カートゥーンを見終えて出てきた客に、ひとしきりキャラメル煙草を振る舞った後、顔見知りのアニメーターに会ったので、帰る前に声をかけた。
「お疲れさま。なんか繁盛だね」
客足の多さを見てそう言うと、アニメーターはクマの深い目をこすりながら、くしゃっとはにかんだ。
「ああ、まあね。ほら、近頃雨が降らないから。ま、僕なんかは、そろそろ降ってもいい頃合いとは思うけど、そんな悠長なこと言ってられない人もいるからね」
「それで偉大なるラッキースージーに願掛けか」
「そういうこと」
ラッキースージーは、このシアターで取り扱っているアニメの主人公だった。人気者だ。わかりやすく。詳しい説明は不要だろう。「人気である」。その事実以上に重要なことなど、この遊興と娯楽の場において、何もありはしないのだ。
「ま、すぐスクリーンが煙で汚れるから、交換が大変だって聞くけどね」
「嬉しい悲鳴ってやつか?」
「そうだといいけど」
そんな会話をして、俺はシアターを出た。
持ち場に戻る途中で、ピーター氏にまた会った。そのまま帰って構わないと言われたが、俺はやんわりと首を振った。
「自分はまた、掃除をしてから帰りますので」
ピーター氏が感心した顔で歩き去ったのを見送って、俺はいつもの場所へ行き、掃除用具を手に取った。

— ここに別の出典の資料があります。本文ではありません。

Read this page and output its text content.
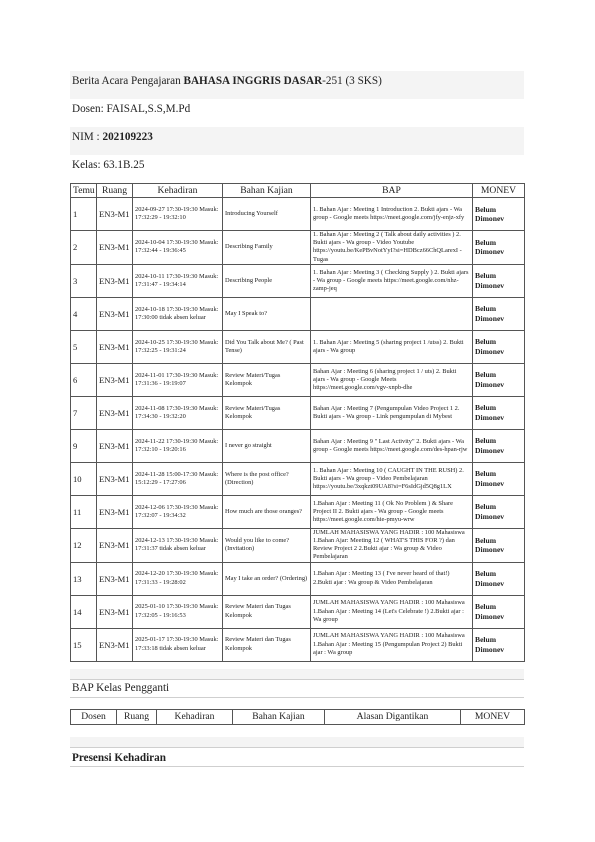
Berita Acara Pengajaran BAHASA INGGRIS DASAR-251 (3 SKS)
Dosen: FAISAL,S.S,M.Pd
NIM : 202109223
Kelas: 63.1B.25
Temu	Ruang	Kehadiran	Bahan Kajian	BAP	MONEV
1	EN3-M1	2024-09-27 17:30-19:30 Masuk: 17:32:29 - 19:32:10	Introducing Yourself	1. Bahan Ajar : Meeting 1 Introduction 2. Bukti ajars - Wa group - Google meets https://meet.google.com/jfy-enjz-xfy	Belum Dimonev
2	EN3-M1	2024-10-04 17:30-19:30 Masuk: 17:32:44 - 19:36:45	Describing Family	1. Bahan Ajar : Meeting 2 ( Talk about daily activities ) 2. Bukti ajars - Wa group - Video Youtube https://youtu.be/KePBvNotYyI?si=HDBcz66ChQLarexI - Tugas	Belum Dimonev
3	EN3-M1	2024-10-11 17:30-19:30 Masuk: 17:31:47 - 19:34:14	Describing People	1. Bahan Ajar : Meeting 3 ( Checking Supply ) 2. Bukti ajars - Wa group - Google meets https://meet.google.com/nhz-zamp-jeq	Belum Dimonev
4	EN3-M1	2024-10-18 17:30-19:30 Masuk: 17:30:00 tidak absen keluar	May I Speak to?		Belum Dimonev
5	EN3-M1	2024-10-25 17:30-19:30 Masuk: 17:32:25 - 19:31:24	Did You Talk about Me? ( Past Tense)	1. Bahan Ajar : Meeting 5 (sharing project 1 /utss) 2. Bukti ajars - Wa group	Belum Dimonev
6	EN3-M1	2024-11-01 17:30-19:30 Masuk: 17:31:36 - 19:19:07	Review Materi/Tugas Kelompok	Bahan Ajar : Meeting 6 (sharing project 1 / uts) 2. Bukti ajars - Wa group - Google Meets https://meet.google.com/vgv-xnpb-dhe	Belum Dimonev
7	EN3-M1	2024-11-08 17:30-19:30 Masuk: 17:34:30 - 19:32:20	Review Materi/Tugas Kelompok	Bahan Ajar : Meeting 7 (Pengumpulan Video Project 1 2. Bukti ajars - Wa group - Link pengumpulan di Mybest	Belum Dimonev
9	EN3-M1	2024-11-22 17:30-19:30 Masuk: 17:32:10 - 19:20:16	I never go straight	Bahan Ajar : Meeting 9 " Last Activity" 2. Bukti ajars - Wa group - Google meets https://meet.google.com/des-hpan-rjw	Belum Dimonev
10	EN3-M1	2024-11-28 15:00-17:30 Masuk: 15:12:29 - 17:27:06	Where is the post office? (Direction)	1. Bahan Ajar : Meeting 10 ( CAUGHT IN THE RUSH) 2. Bukti ajars - Wa group - Video Pembelajaran https://youtu.be/3xqkzt09UA8?si=F6sIdGjd5Q8g1LX	Belum Dimonev
11	EN3-M1	2024-12-06 17:30-19:30 Masuk: 17:32:07 - 19:34:32	How much are those oranges?	1.Bahan Ajar : Meeting 11 ( Ok No Problem ) & Share Project II 2. Bukti ajars - Wa group - Google meets https://meet.google.com/hie-pmyu-wrw	Belum Dimonev
12	EN3-M1	2024-12-13 17:30-19:30 Masuk: 17:31:37 tidak absen keluar	Would you like to come?(Invitation)	JUMLAH MAHASISWA YANG HADIR : 100 Mahasiswa 1.Bahan Ajar: Meeting 12 ( WHAT'S THIS FOR ?) dan Review Project 2 2.Bukti ajar : Wa group & Video Pembelajaran	Belum Dimonev
13	EN3-M1	2024-12-20 17:30-19:30 Masuk: 17:31:33 - 19:28:02	May I take an order? (Ordering)	1.Bahan Ajar : Meeting 13 ( I've never heard of that!) 2.Bukti ajar : Wa group & Video Pembelajaran	Belum Dimonev
14	EN3-M1	2025-01-10 17:30-19:30 Masuk: 17:32:05 - 19:16:53	Review Materi dan Tugas Kelompok	JUMLAH MAHASISWA YANG HADIR : 100 Mahasiswa 1.Bahan Ajar : Meeting 14 (Let's Celebrate !) 2.Bukti ajar : Wa group	Belum Dimonev
15	EN3-M1	2025-01-17 17:30-19:30 Masuk: 17:33:18 tidak absen keluar	Review Materi dan Tugas Kelompok	JUMLAH MAHASISWA YANG HADIR : 100 Mahasiswa 1.Bahan Ajar : Meeting 15 (Pengumpulan Project 2) Bukti ajar : Wa group	Belum Dimonev
BAP Kelas Pengganti
Dosen	Ruang	Kehadiran	Bahan Kajian	Alasan Digantikan	MONEV
Presensi Kehadiran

デッキブラシが黒い灰を引きずって、大きな絵筆のようにタイルに太線を引く。
この国において吸い殻は神聖なものとして扱われるが、やはり程度の問題だ。供物のフルーツのように、毎日入れ替えなければ、傷み、澱み、ご利益も薄れる。だから、こうして掃き掃除が欠かせない。
[まだ生の空気を吸ってるの?]
広告の声が聞こえる。生の空気はダサく、汚く、遅れている。それはジャングルの生水を飲むようなものである。自然呼吸なんて、それこそ川の水をがぶ飲みする猿と同じ、原始的行為なのである——概ねそんな内容のコマーシャルだ。ここに勤めていれば、三日で暗唱できるようになる。
何もかも上手くいっている。
口笛を吹き、ブラシを動かしながら、俺は自分にそう言い聞かせた。紫煙で周りがよく見えなかろうが、短気な客が観覧車の窓を叩き壊そうが、何を気に病む必要があろう。我々には煙草がある。元々見るに値しない世界が、もう少しばかり曇ったからって、俺には一向に問題がない。